Plus rapide encore est l’écriture caoshu, « en herbes » ou « cursive brouillonne ». Les traits ne sont plus identifiables et souvent plusieurs caractères consécutifs sont liés. Le geste esthétique prend le pas sur la lisibilité ; celle-ci appartient au domaine de l’art.

Les historiens de l’écriture chinoise considèrent traditionnellement ces quatre styles comme des étapes successives de son évolution. Les fouilles conduites au cours des dernières décennies dans les tombes d’époque Han et Qin, voire des Royaumes combattants, ont mis au jour plusieurs dizaines de milliers de planchettes de bambou ou de bois et quelques manuscrits sur soie. Désormais, pour ces époques anciennes (4e siècle avant notre ère-5e siècle de notre ère), l’étude de l’écriture peut se faire d’après des sources directes – des manuscrits – et non pas sur les « transferts » que sont les inscriptions fondues dans le bronze ou gravées dans la pierre. En outre, pour une même époque, la diversification des sources permet de refonder l’analyse paléographique.

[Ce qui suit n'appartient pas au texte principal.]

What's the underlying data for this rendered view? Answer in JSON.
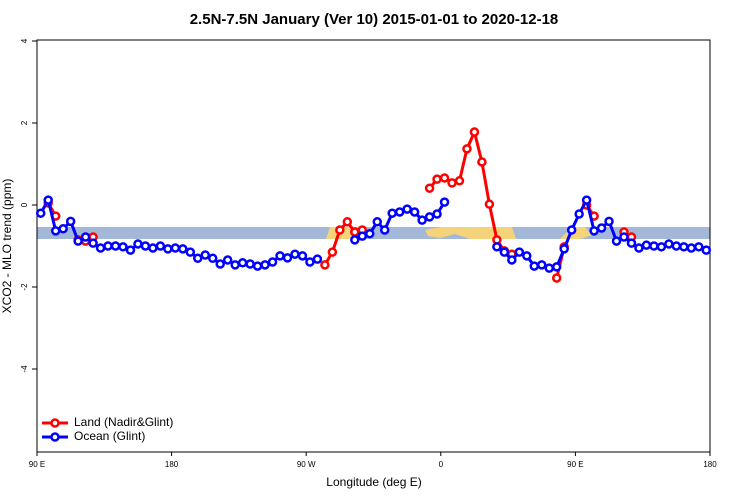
{
  "chart_data": {
    "type": "line",
    "title": "2.5N-7.5N January (Ver 10)   2015-01-01 to 2020-12-18",
    "x_label": "Longitude (deg E)",
    "y_label": "XCO2 - MLO trend (ppm)",
    "xlim": [
      90,
      540
    ],
    "ylim": [
      -6,
      4
    ],
    "xticks": [
      {
        "value": 90,
        "label": "90 E"
      },
      180,
      {
        "value": 270,
        "label": "90 W"
      },
      {
        "value": 360,
        "label": "0"
      },
      {
        "value": 450,
        "label": "90 E"
      },
      {
        "value": 540,
        "label": "180"
      }
    ],
    "yticks": [
      4,
      2,
      0,
      -2,
      -4
    ],
    "legend": "bottom-left",
    "x": [
      92.5,
      97.5,
      102.5,
      107.5,
      112.5,
      117.5,
      122.5,
      127.5,
      132.5,
      137.5,
      142.5,
      147.5,
      152.5,
      157.5,
      162.5,
      167.5,
      172.5,
      177.5,
      182.5,
      187.5,
      192.5,
      197.5,
      202.5,
      207.5,
      212.5,
      217.5,
      222.5,
      227.5,
      232.5,
      237.5,
      242.5,
      247.5,
      252.5,
      257.5,
      262.5,
      267.5,
      272.5,
      277.5,
      282.5,
      287.5,
      292.5,
      297.5,
      302.5,
      307.5,
      312.5,
      317.5,
      322.5,
      327.5,
      332.5,
      337.5,
      342.5,
      347.5,
      352.5,
      357.5,
      362.5,
      367.5,
      372.5,
      377.5,
      382.5,
      387.5,
      392.5,
      397.5,
      402.5,
      407.5,
      412.5,
      417.5,
      422.5,
      427.5,
      432.5,
      437.5,
      442.5,
      447.5,
      452.5,
      457.5,
      462.5,
      467.5,
      472.5,
      477.5,
      482.5,
      487.5,
      492.5,
      497.5,
      502.5,
      507.5,
      512.5,
      517.5,
      522.5,
      527.5,
      532.5,
      537.5
    ],
    "series": [
      {
        "name": "Land (Nadir&Glint)",
        "color": "#ff0000",
        "values": [
          null,
          0.05,
          -0.27,
          null,
          null,
          -0.85,
          -0.88,
          -0.78,
          null,
          null,
          null,
          null,
          null,
          null,
          null,
          null,
          null,
          null,
          null,
          null,
          null,
          null,
          null,
          null,
          null,
          null,
          null,
          null,
          null,
          null,
          null,
          null,
          null,
          null,
          null,
          null,
          null,
          null,
          -1.46,
          -1.15,
          -0.61,
          -0.41,
          -0.66,
          -0.61,
          null,
          null,
          null,
          null,
          null,
          null,
          null,
          null,
          0.41,
          0.63,
          0.66,
          0.54,
          0.59,
          1.37,
          1.78,
          1.05,
          0.02,
          -0.85,
          -1.12,
          -1.2,
          null,
          null,
          null,
          null,
          null,
          -1.78,
          -1.02,
          null,
          null,
          0.0,
          -0.27,
          null,
          null,
          null,
          -0.66,
          -0.78,
          null,
          null,
          null,
          null,
          null,
          null,
          null,
          null,
          null,
          null
        ]
      },
      {
        "name": "Ocean (Glint)",
        "color": "#0000ff",
        "values": [
          -0.2,
          0.12,
          -0.63,
          -0.58,
          -0.4,
          -0.88,
          -0.78,
          -0.93,
          -1.05,
          -1.0,
          -1.0,
          -1.02,
          -1.1,
          -0.95,
          -1.0,
          -1.05,
          -1.0,
          -1.07,
          -1.05,
          -1.07,
          -1.15,
          -1.3,
          -1.22,
          -1.3,
          -1.44,
          -1.34,
          -1.46,
          -1.41,
          -1.44,
          -1.49,
          -1.46,
          -1.39,
          -1.24,
          -1.29,
          -1.2,
          -1.24,
          -1.39,
          -1.32,
          null,
          null,
          null,
          null,
          -0.85,
          -0.76,
          -0.7,
          -0.41,
          -0.61,
          -0.2,
          -0.17,
          -0.1,
          -0.17,
          -0.37,
          -0.29,
          -0.22,
          0.07,
          null,
          null,
          null,
          null,
          null,
          null,
          -1.02,
          -1.15,
          -1.34,
          -1.15,
          -1.24,
          -1.49,
          -1.46,
          -1.54,
          -1.51,
          -1.07,
          -0.61,
          -0.22,
          0.12,
          -0.63,
          -0.56,
          -0.4,
          -0.88,
          -0.78,
          -0.93,
          -1.05,
          -0.98,
          -1.0,
          -1.02,
          -0.95,
          -1.0,
          -1.02,
          -1.05,
          -1.02,
          -1.1
        ]
      }
    ]
  }
}
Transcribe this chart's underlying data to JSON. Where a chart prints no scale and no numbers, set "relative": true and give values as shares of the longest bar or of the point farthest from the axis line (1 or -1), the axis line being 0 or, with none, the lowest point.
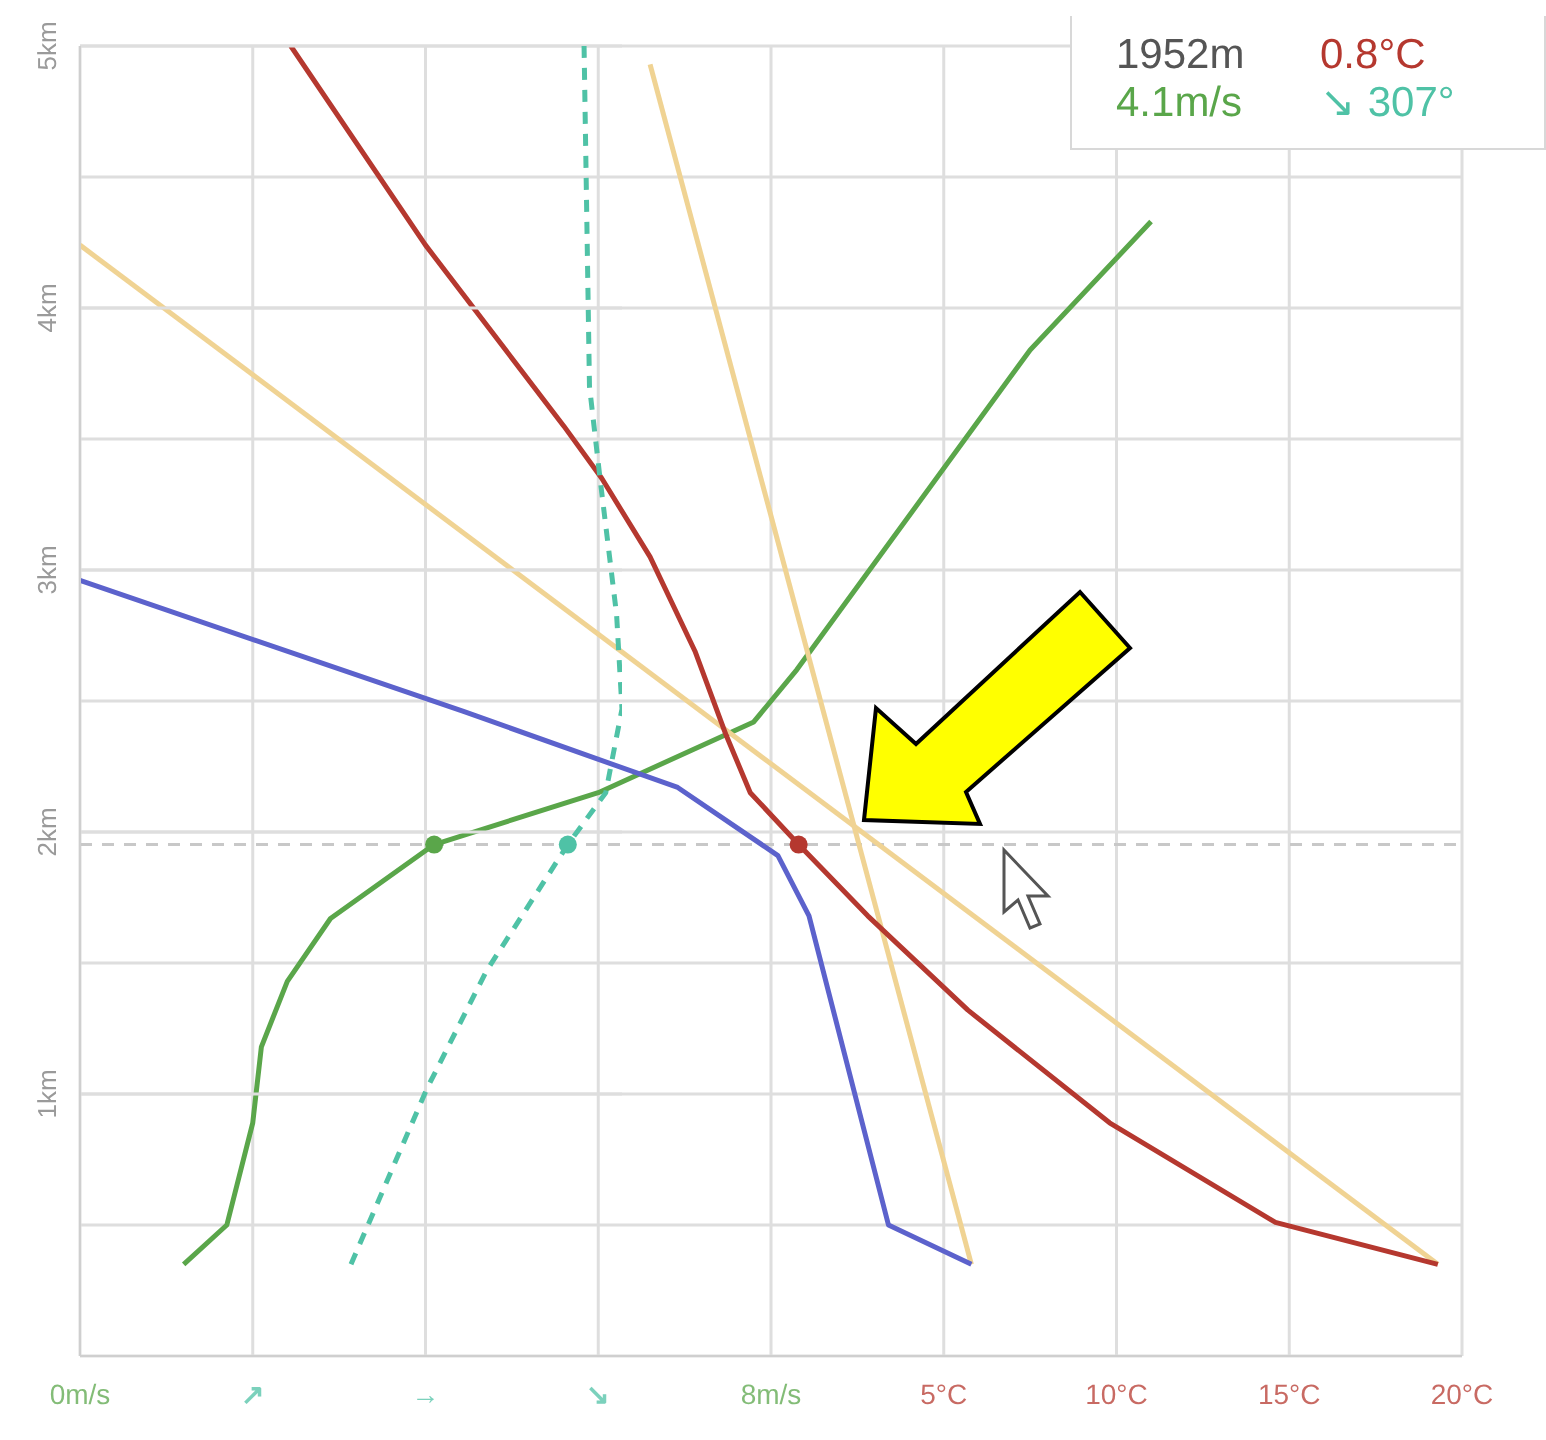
{
  "chart_data": [
    {
      "type": "line",
      "ylim": [
        0,
        5
      ],
      "yticks": [
        {
          "value": 0,
          "label": null
        },
        {
          "value": 0.5,
          "label": null
        },
        {
          "value": 1,
          "label": null
        },
        {
          "value": 1.5,
          "label": null
        },
        {
          "value": 2,
          "label": null
        },
        {
          "value": 2.5,
          "label": null
        },
        {
          "value": 3,
          "label": null
        },
        {
          "value": 3.5,
          "label": null
        },
        {
          "value": 4,
          "label": null
        },
        {
          "value": 4.5,
          "label": null
        },
        {
          "value": 5,
          "label": null
        }
      ],
      "xlim": [
        0,
        16
      ],
      "xticks": [
        {
          "value": 0,
          "label": "0m/s"
        },
        {
          "value": 2,
          "label": "↗"
        },
        {
          "value": 4,
          "label": "→"
        },
        {
          "value": 6,
          "label": "↘"
        },
        {
          "value": 8,
          "label": "8m/s"
        },
        {
          "value": 10,
          "label": null
        },
        {
          "value": 12,
          "label": null
        },
        {
          "value": 14,
          "label": null
        },
        {
          "value": 16,
          "label": null
        }
      ],
      "grid": true,
      "tick_labels": "x",
      "marker": "none",
      "line_style": "solid",
      "ref_lines": [
        {
          "axis": "y",
          "value": 1.952,
          "color": "#c8c8c8",
          "line_style": "dashed"
        }
      ],
      "series": [
        {
          "color": "#5aa64a",
          "x": [
            1.2,
            1.7,
            2.0,
            2.1,
            2.4,
            2.9,
            4.1,
            6.0,
            7.8,
            8.3,
            11.0,
            12.4
          ],
          "values": [
            0.35,
            0.5,
            0.89,
            1.18,
            1.43,
            1.67,
            1.952,
            2.15,
            2.42,
            2.62,
            3.84,
            4.33
          ]
        },
        {
          "type": "scatter",
          "color": "#5aa64a",
          "marker": "circle",
          "x": [
            4.1
          ],
          "values": [
            1.952
          ]
        }
      ]
    },
    {
      "type": "line",
      "ylim": [
        0,
        5
      ],
      "xlim": [
        -20,
        20
      ],
      "xticks": [
        {
          "value": 5,
          "label": "5°C"
        },
        {
          "value": 10,
          "label": "10°C"
        },
        {
          "value": 15,
          "label": "15°C"
        },
        {
          "value": 20,
          "label": "20°C"
        }
      ],
      "tick_labels": "x",
      "marker": "none",
      "line_style": "solid",
      "annotations": [
        "1952m",
        "0.8°C",
        "4.1m/s",
        "↘ 307°"
      ],
      "series": [
        {
          "color": "#f0d393",
          "x": [
            -20,
            19.3
          ],
          "values": [
            4.24,
            0.35
          ]
        },
        {
          "color": "#f0d393",
          "x": [
            -3.5,
            5.8
          ],
          "values": [
            4.93,
            0.35
          ]
        },
        {
          "color": "#5c62cc",
          "x": [
            -20,
            -8.9,
            -2.7,
            0.2,
            1.1,
            3.4,
            5.8
          ],
          "values": [
            2.96,
            2.46,
            2.17,
            1.91,
            1.68,
            0.5,
            0.35
          ]
        },
        {
          "color": "#b5382f",
          "x": [
            -13.9,
            -10.0,
            -6.0,
            -4.9,
            -3.5,
            -2.2,
            -1.3,
            -0.6,
            0.8,
            2.8,
            5.7,
            9.8,
            14.6,
            19.3
          ],
          "values": [
            5,
            4.24,
            3.55,
            3.35,
            3.05,
            2.69,
            2.37,
            2.15,
            1.952,
            1.68,
            1.32,
            0.89,
            0.51,
            0.35
          ]
        },
        {
          "type": "scatter",
          "color": "#b5382f",
          "marker": "circle",
          "x": [
            0.8
          ],
          "values": [
            1.952
          ]
        }
      ]
    },
    {
      "type": "line",
      "relative": true,
      "orientation": "horizontal",
      "ylim": [
        0,
        5
      ],
      "yticks": [
        {
          "value": 1,
          "label": "1km"
        },
        {
          "value": 2,
          "label": "2km"
        },
        {
          "value": 3,
          "label": "3km"
        },
        {
          "value": 4,
          "label": "4km"
        },
        {
          "value": 5,
          "label": "5km"
        }
      ],
      "grid": "y",
      "tick_labels": "y",
      "marker": "none",
      "line_style": "dashed",
      "series": [
        {
          "color": "#4fc2a6",
          "x": [
            0.35,
            1.02,
            1.47,
            1.952,
            2.15,
            2.47,
            2.83,
            3.34,
            3.7,
            5
          ],
          "values": [
            0.5,
            0.64,
            0.75,
            0.9,
            0.97,
            1,
            0.99,
            0.96,
            0.94,
            0.93
          ]
        },
        {
          "type": "scatter",
          "color": "#4fc2a6",
          "marker": "circle",
          "x": [
            1.952
          ],
          "values": [
            0.9
          ]
        }
      ]
    }
  ]
}
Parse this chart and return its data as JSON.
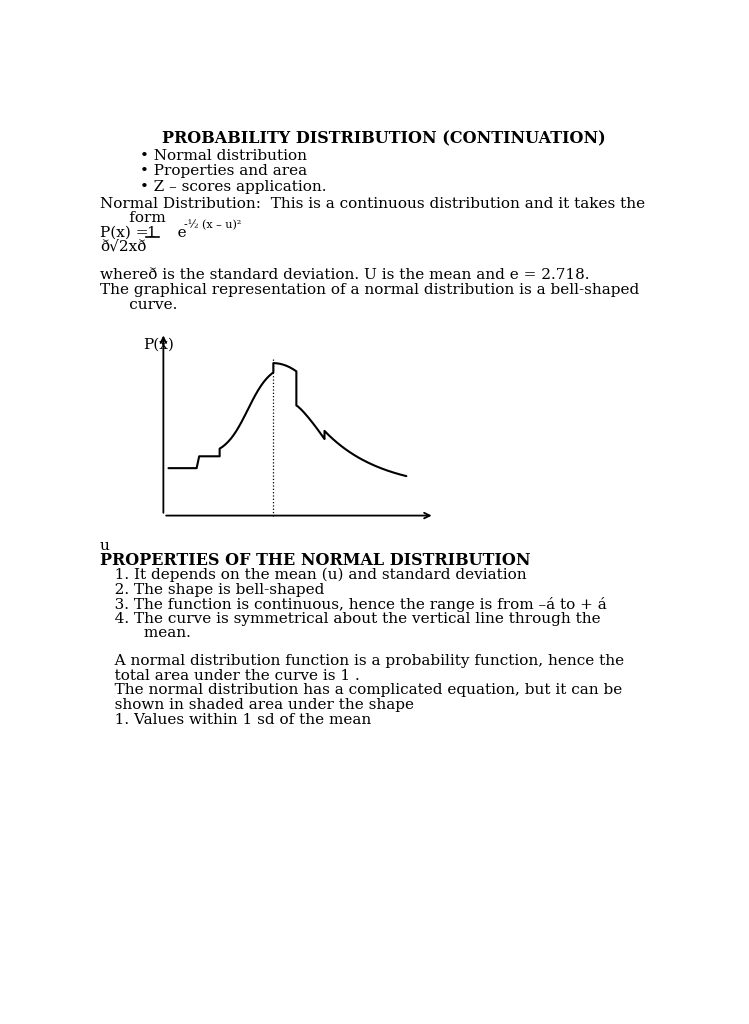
{
  "title": "PROBABILITY DISTRIBUTION (CONTINUATION)",
  "bullet1": "Normal distribution",
  "bullet2": "Properties and area",
  "bullet3": "Z – scores application.",
  "normal_dist_intro": "Normal Distribution:  This is a continuous distribution and it takes the",
  "normal_dist_intro2": "      form",
  "formula_px": "P(x) = ",
  "formula_1": "1",
  "formula_e": "   e",
  "formula_exp": "-½ (x – u)²",
  "formula_denom": "ð√2xð",
  "where_text": "whereð is the standard deviation. U is the mean and e = 2.718.",
  "bell_text1": "The graphical representation of a normal distribution is a bell-shaped",
  "bell_text2": "      curve.",
  "graph_ylabel": "P(x)",
  "u_label": "u",
  "properties_title": "PROPERTIES OF THE NORMAL DISTRIBUTION",
  "prop1": "   1. It depends on the mean (u) and standard deviation",
  "prop2": "   2. The shape is bell-shaped",
  "prop3": "   3. The function is continuous, hence the range is from –á to + á",
  "prop4a": "   4. The curve is symmetrical about the vertical line through the",
  "prop4b": "         mean.",
  "para1a": "   A normal distribution function is a probability function, hence the",
  "para1b": "   total area under the curve is 1 .",
  "para2a": "   The normal distribution has a complicated equation, but it can be",
  "para2b": "   shown in shaded area under the shape",
  "para3": "   1. Values within 1 sd of the mean",
  "bg_color": "#ffffff",
  "text_color": "#000000",
  "font_size_title": 11.5,
  "font_size_body": 11.0
}
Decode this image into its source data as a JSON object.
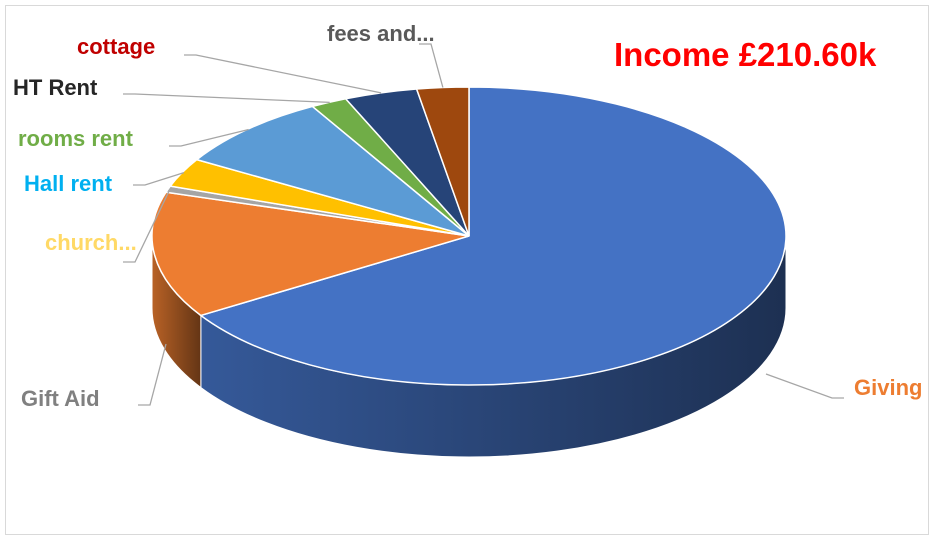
{
  "chart_data": {
    "type": "pie",
    "title": "Income £210.60k",
    "title_color": "#ff0000",
    "style": "3d-exploded",
    "slices": [
      {
        "label": "Giving",
        "value": 67.5,
        "color": "#4472c4",
        "label_color": "#ed7d31"
      },
      {
        "label": "Gift Aid",
        "value": 14.0,
        "color": "#ed7d31",
        "label_color": "#808080"
      },
      {
        "label": "church...",
        "value": 0.7,
        "color": "#a5a5a5",
        "label_color": "#ffd966"
      },
      {
        "label": "Hall rent",
        "value": 3.2,
        "color": "#ffc000",
        "label_color": "#00b0f0"
      },
      {
        "label": "rooms rent",
        "value": 8.4,
        "color": "#5b9bd5",
        "label_color": "#70ad47"
      },
      {
        "label": "HT Rent",
        "value": 1.9,
        "color": "#70ad47",
        "label_color": "#262626"
      },
      {
        "label": "cottage",
        "value": 3.8,
        "color": "#264478",
        "label_color": "#c00000"
      },
      {
        "label": "fees and...",
        "value": 2.7,
        "color": "#9e480e",
        "label_color": "#595959"
      }
    ]
  }
}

Un nouveau champ d’étude de l’écriture est né : celui des « écrits sur planchettes et sur soie ». Les premières trouvailles avaient rattaché ces manuscrits au style des scribes, l’analyse approfondie de la masse des documents fait apparaître une réalité plus complexe. Avant le 1er siècle de notre ère, l’écriture des scribes n’est pas encore bien fixée, mais on en trouve les prémices dans certaines graphies sigillaires de documents datés de 309 avant notre ère. Des formes cursives de l’écriture sigillaire et de l’écriture des scribes « archaïque » se rencontrent déjà, de même que certaines caractéristiques propres à l’écriture régulière apparaissent au début du 1er siècle de notre ère, alors que les styles régulier, cursif et « en herbes » se fixeront progressivement sous les Wei et les Jin (3e-5e siècle).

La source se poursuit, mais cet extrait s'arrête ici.